Andrea Sempio convocato in procura. Per lui ultimo interrogatorio. Il pm: «Ha ucciso Chiara Poggi da solo»

Andrea Sempio potrebbe aver ucciso Chiara Poggi da solo. Lo rivela il capo di imputazione attuale per omicidio volontario, a cui è stato tolto il coinvolgimento in concorso con altri ignoti o con Alberto Stasi. Solo al 38enne, dunque, viene contestato ora dai pm pavesi l’omicidio della studentessa. C’è un’ultima possibilità per Andrea Sempio di rispondere agli inquirenti che lo stanno indagando per l’omicidio di Chiara Poggi. Dopo oltre un anno di indagini, si avvia verso la chiusura l’inchiesta di Garlasco. Sempio, secondo quanto riferisce Repubblica, è stato convocato il 6 maggio prossimo in procura per un ultimo interrogatorio. In quella occasione, con i suoi difensori Angela Taccia e Liborio Cataliotti, precisa il quotidiano, potrà sapere qualcosa in più sui nuovi elementi raccolti dalla Procura di Pavia e dai carabinieri del Nucleo investigativo di Milano.
I legali di Sempio: «Questa è una convocazione senza ancora atti depositati»
«Stiamo valutando i passi più opportuni per la nostra strategia difensiva, tenendo conto del fatto che per la seconda volta dall’inizio dell’inchiesta Andrea viene convocato ma senza che gli atti delle indagini siano stati depositati». Lo ha spiegato all’Ansa l’avvocata Angela Taccia, assieme al legale Liborio Cataliotti, dopo la notifica di una convocazione. Sempio potrebbe decidere di non rispondere, poiché le indagini non sono state ancora chiuse con il deposito di tutti gli atti.

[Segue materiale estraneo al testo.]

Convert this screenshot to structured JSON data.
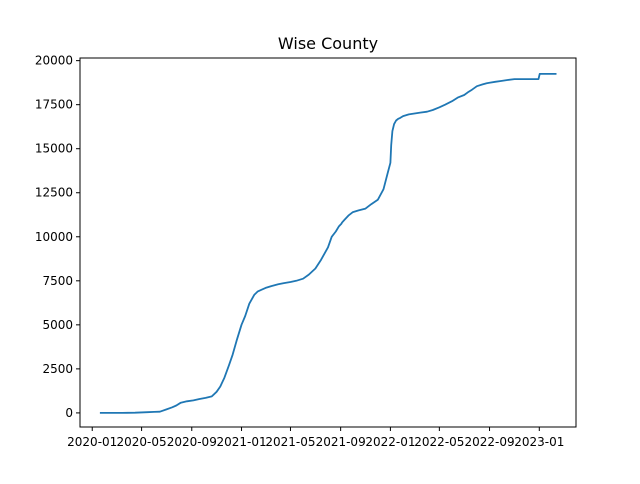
{
  "chart_data": {
    "type": "line",
    "title": "Wise County",
    "xlabel": "",
    "ylabel": "",
    "x_axis_type": "date",
    "xlim": [
      "2019-12-02",
      "2023-04-01"
    ],
    "ylim": [
      -800,
      20150
    ],
    "x_ticks": [
      "2020-01-01",
      "2020-05-01",
      "2020-09-01",
      "2021-01-01",
      "2021-05-01",
      "2021-09-01",
      "2022-01-01",
      "2022-05-01",
      "2022-09-01",
      "2023-01-01"
    ],
    "x_tick_labels": [
      "2020-01",
      "2020-05",
      "2020-09",
      "2021-01",
      "2021-05",
      "2021-09",
      "2022-01",
      "2022-05",
      "2022-09",
      "2023-01"
    ],
    "y_ticks": [
      0,
      2500,
      5000,
      7500,
      10000,
      12500,
      15000,
      17500,
      20000
    ],
    "y_tick_labels": [
      "0",
      "2500",
      "5000",
      "7500",
      "10000",
      "12500",
      "15000",
      "17500",
      "20000"
    ],
    "grid": false,
    "legend": "none",
    "series": [
      {
        "color": "#1f77b4",
        "x": [
          "2020-01-22",
          "2020-03-15",
          "2020-04-15",
          "2020-05-15",
          "2020-06-01",
          "2020-06-15",
          "2020-07-01",
          "2020-07-15",
          "2020-07-25",
          "2020-08-05",
          "2020-08-20",
          "2020-09-05",
          "2020-09-20",
          "2020-10-05",
          "2020-10-20",
          "2020-11-01",
          "2020-11-10",
          "2020-11-20",
          "2020-12-01",
          "2020-12-10",
          "2020-12-20",
          "2021-01-01",
          "2021-01-10",
          "2021-01-20",
          "2021-02-01",
          "2021-02-10",
          "2021-02-20",
          "2021-03-01",
          "2021-03-15",
          "2021-04-01",
          "2021-04-15",
          "2021-05-01",
          "2021-05-15",
          "2021-06-01",
          "2021-06-15",
          "2021-07-01",
          "2021-07-15",
          "2021-08-01",
          "2021-08-10",
          "2021-08-20",
          "2021-08-28",
          "2021-09-03",
          "2021-09-04",
          "2021-09-10",
          "2021-09-20",
          "2021-10-01",
          "2021-10-15",
          "2021-11-01",
          "2021-11-15",
          "2021-12-01",
          "2021-12-15",
          "2021-12-25",
          "2022-01-01",
          "2022-01-03",
          "2022-01-06",
          "2022-01-10",
          "2022-01-15",
          "2022-01-20",
          "2022-01-25",
          "2022-02-01",
          "2022-02-15",
          "2022-03-01",
          "2022-03-15",
          "2022-04-01",
          "2022-04-15",
          "2022-05-01",
          "2022-05-15",
          "2022-06-01",
          "2022-06-15",
          "2022-07-01",
          "2022-07-10",
          "2022-07-20",
          "2022-08-01",
          "2022-08-15",
          "2022-08-25",
          "2022-09-01",
          "2022-09-15",
          "2022-10-01",
          "2022-10-15",
          "2022-11-01",
          "2022-11-15",
          "2022-12-01",
          "2022-12-15",
          "2022-12-30",
          "2023-01-02",
          "2023-01-15",
          "2023-02-01",
          "2023-02-10"
        ],
        "y": [
          0,
          0,
          10,
          40,
          60,
          70,
          200,
          320,
          420,
          580,
          660,
          710,
          790,
          850,
          940,
          1200,
          1500,
          2000,
          2700,
          3300,
          4100,
          5000,
          5500,
          6200,
          6700,
          6900,
          7000,
          7100,
          7200,
          7300,
          7370,
          7430,
          7500,
          7620,
          7850,
          8200,
          8700,
          9400,
          10000,
          10300,
          10600,
          10750,
          10800,
          10950,
          11200,
          11400,
          11500,
          11600,
          11850,
          12100,
          12700,
          13600,
          14200,
          15200,
          16000,
          16400,
          16600,
          16700,
          16750,
          16850,
          16950,
          17000,
          17050,
          17100,
          17200,
          17350,
          17500,
          17700,
          17900,
          18050,
          18200,
          18350,
          18550,
          18650,
          18720,
          18750,
          18800,
          18850,
          18900,
          18950,
          18950,
          18950,
          18950,
          18950,
          19250,
          19250,
          19250,
          19250
        ]
      }
    ]
  }
}
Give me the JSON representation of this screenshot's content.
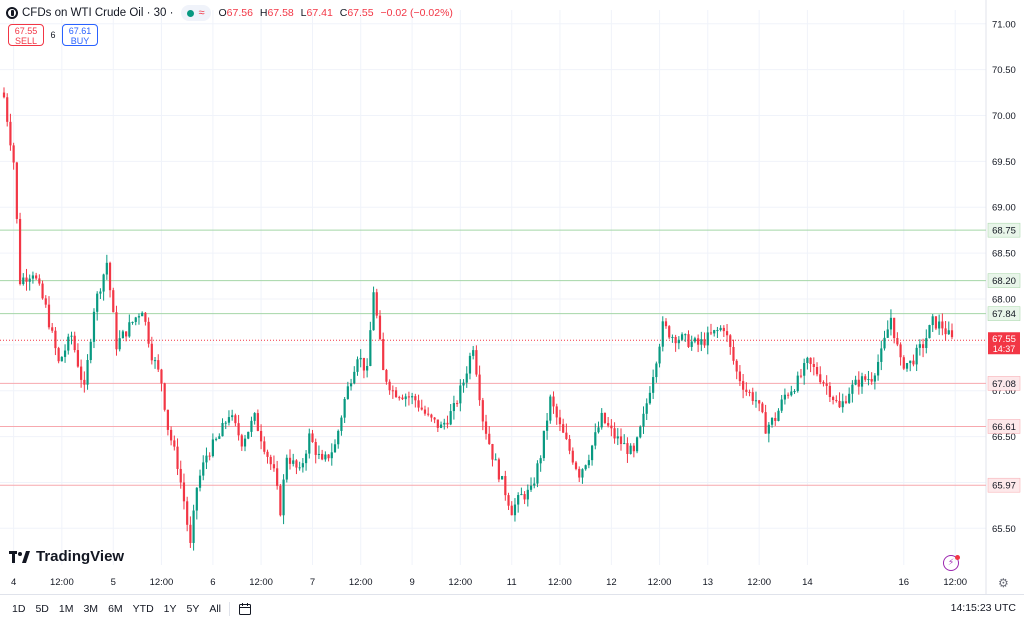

Cosa è cambiato in un anno
Rispetto a un anno fa, quando Sempio non si presentò sfruttando un vizio formale nella convocazione, le indagini hanno fatto passi avanti importanti. In particolare, una perizia genetica ha rilevato la compatibilità del suo DNA con tracce trovate sotto le unghie della vittima, escludendo invece Alberto Stasi. Ulteriori consulenze tecniche su dinamica del delitto, tracce di sangue e altri reperti hanno arricchito il quadro investigativo, mentre è attesa anche la relazione finale dei carabinieri. Questi sviluppi hanno spinto la Procura a valutare la revisione della condanna di Stasi. Sempio, che finora ha parlato solo in tv senza mai confrontarsi con i magistrati, potrà chiarire la sua posizione nell’interrogatorio per quella data. In caso contrario, gli elementi raccolti gli saranno notificati con l’avviso di conclusione delle indagini.